Indeed, Canada's provincial governments themselves rely on American medicine. Between 2006 and 2008, Ontario sent more than 160 patients to New York and Michigan for emergency neurosurgery—described by the Globe and Mail newspaper as "broken necks, burst aneurysms and other types of bleeding in or around the brain."
Only half of ER patients are treated in a timely manner by national and international standards, according to a government study. The physician shortage is so severe that some towns hold lotteries, with the winners gaining access to the local doc.

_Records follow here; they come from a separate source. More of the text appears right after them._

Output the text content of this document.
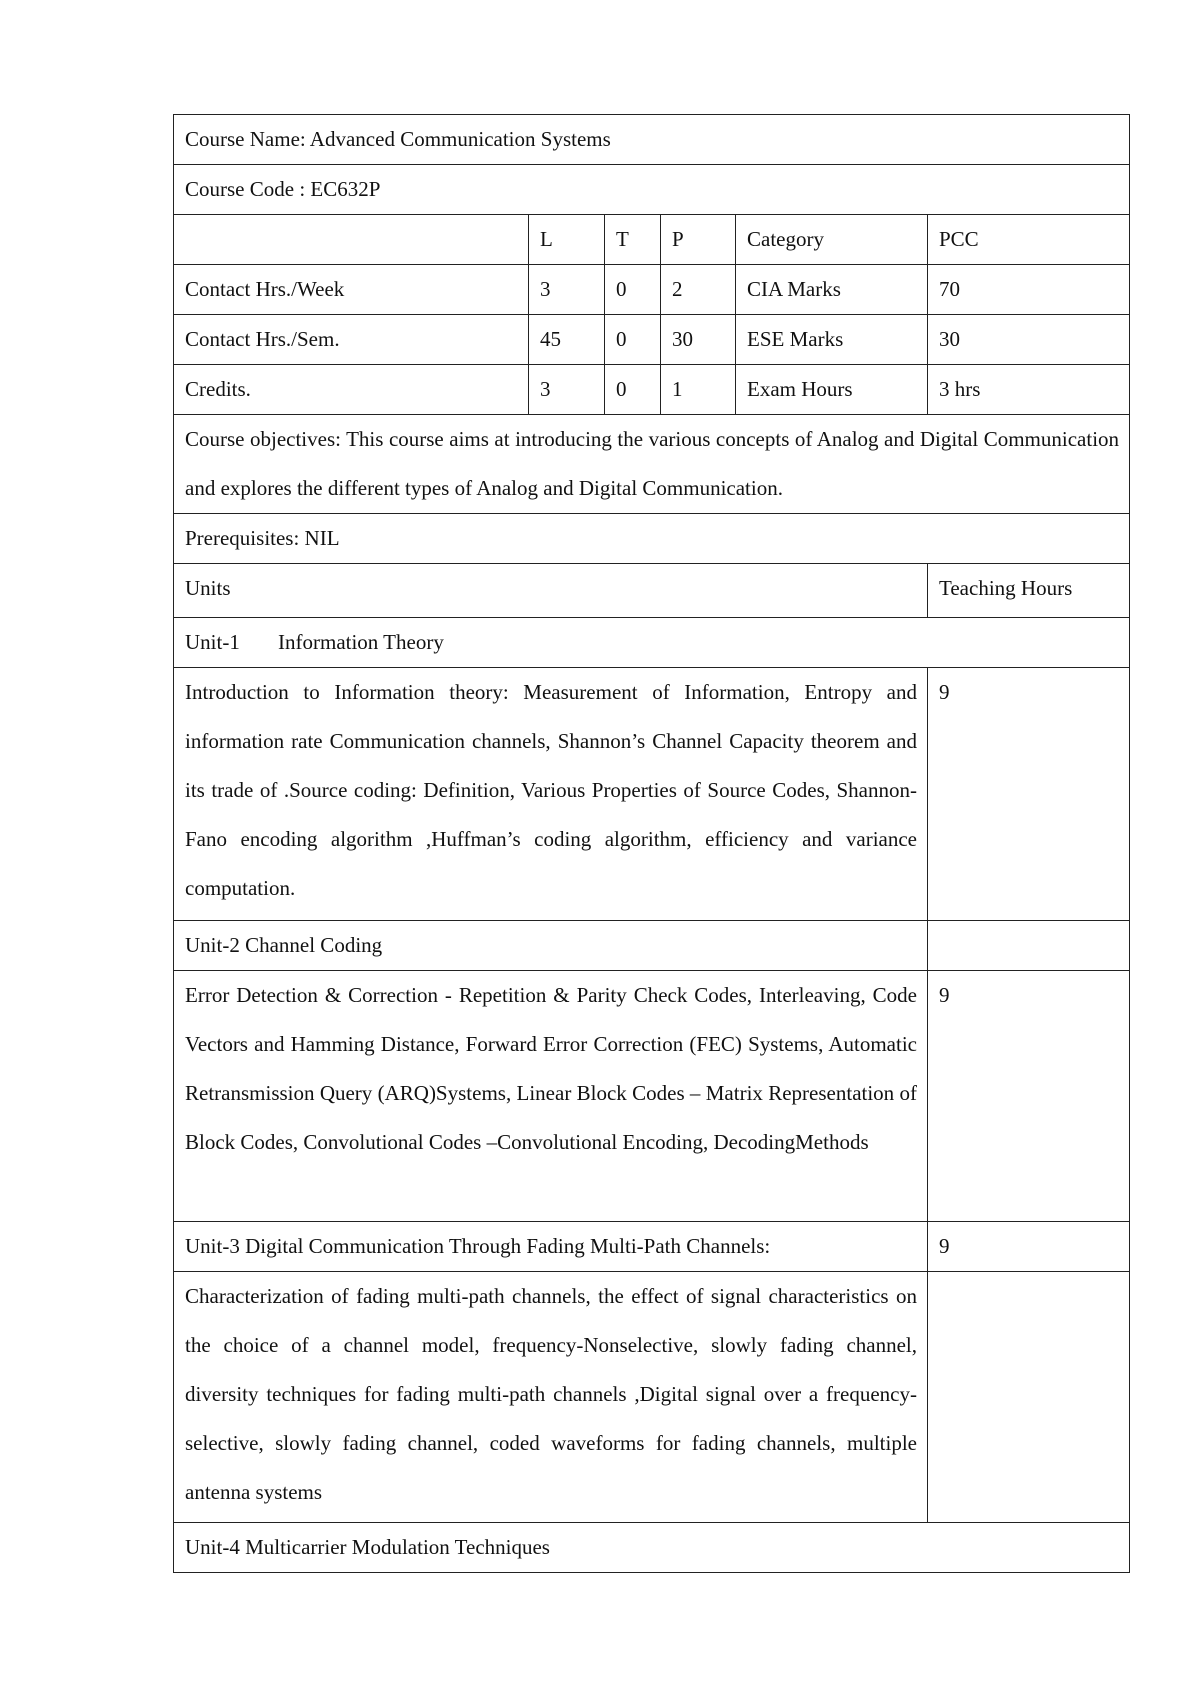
Course Name: Advanced Communication Systems					
Course Code : EC632P					
	L	T	P	Category	PCC
Contact Hrs./Week	3	0	2	CIA Marks	70
Contact Hrs./Sem.	45	0	30	ESE Marks	30
Credits.	3	0	1	Exam Hours	3 hrs
Course objectives: This course aims at introducing the various concepts of Analog and Digital Communication and explores the different types of Analog and Digital Communication.					
Prerequisites: NIL					
Units					Teaching Hours
Unit-1 Information Theory					
Introduction to Information theory: Measurement of Information, Entropy and information rate Communication channels, Shannon’s Channel Capacity theorem and its trade of .Source coding: Definition, Various Properties of Source Codes, Shannon-Fano encoding algorithm ,Huffman’s coding algorithm, efficiency and variance computation.					9
Unit-2 Channel Coding					
Error Detection & Correction - Repetition & Parity Check Codes, Interleaving, Code Vectors and Hamming Distance, Forward Error Correction (FEC) Systems, Automatic Retransmission Query (ARQ)Systems, Linear Block Codes – Matrix Representation of Block Codes, Convolutional Codes –Convolutional Encoding, DecodingMethods					9
Unit-3 Digital Communication Through Fading Multi-Path Channels:					9
Characterization of fading multi-path channels, the effect of signal characteristics on the choice of a channel model, frequency-Nonselective, slowly fading channel, diversity techniques for fading multi-path channels ,Digital signal over a frequency-selective, slowly fading channel, coded waveforms for fading channels, multiple antenna systems					
Unit-4 Multicarrier Modulation Techniques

Overall, according to a study published in Lancet Oncology last year, five-year cancer survival rates are higher in the U.S. than those in Canada. Based on data from the Joint Canada/U.S. Survey of Health (done by Statistics Canada and the U.S. National Center for Health Statistics), Americans have greater access to preventive screening tests and have higher treatment rates for chronic illnesses. No wonder: To limit the growth in health spending, governments restrict the supply of health care by rationing it through waiting. The same survey data show, as June and Paul O'Neill note in a paper published in 2007 in the Forum for Health Economics & Policy, that the poor under socialized medicine seem to be less healthy relative to the nonpoor than their American counterparts.
Ironically, as the U.S. is on the verge of rushing toward government health care, Canada is reforming its system in the opposite direction. In 2005, Canada's supreme court struck down key laws in Quebec that established a government monopoly of health services. Claude Castonguay, who headed the Quebec government commission that recommended the creation of its public health-care system in the 1960s, also has second thoughts. Last year, after completing another review, he declared the system in "crisis" and suggested a massive expansion of private services—even advocating that public hospitals rent facilities to physicians in off-hours.
And the medical establishment? Dr. Brian Day, an orthopedic surgeon, grew increasingly frustrated by government cutbacks that reduced his access to an operating room and increased the number of patients on his hospital waiting list. He built a private hospital in Vancouver in the 1990s. Last year, he completed a term as the president of the Canadian Medical Association and was succeeded by a Quebec radiologist who owns several private clinics.
In Canada, private-sector health care is growing. Dr. Day estimates that 50,000 people are seen at private clinics every year in British Columbia. According to the New York Times, a private clinic opens at a rate of about one a week across the country. Public-private partnerships, once a taboo topic, are embraced by provincial governments.
In the United Kingdom, where socialized medicine was established after World War II through the National Health Service, the present Labour government has introduced a choice in surgeries by allowing patients to choose among facilities, often including private ones. Even in Sweden, the government has turned over services to the private sector.
Americans need to ask a basic question: Why are they rushing into a system of government-dominated health care when the very countries that have experienced it for so long are backing away?
Dr. Gratzer, a physician, is a senior fellow at the Manhattan Institute.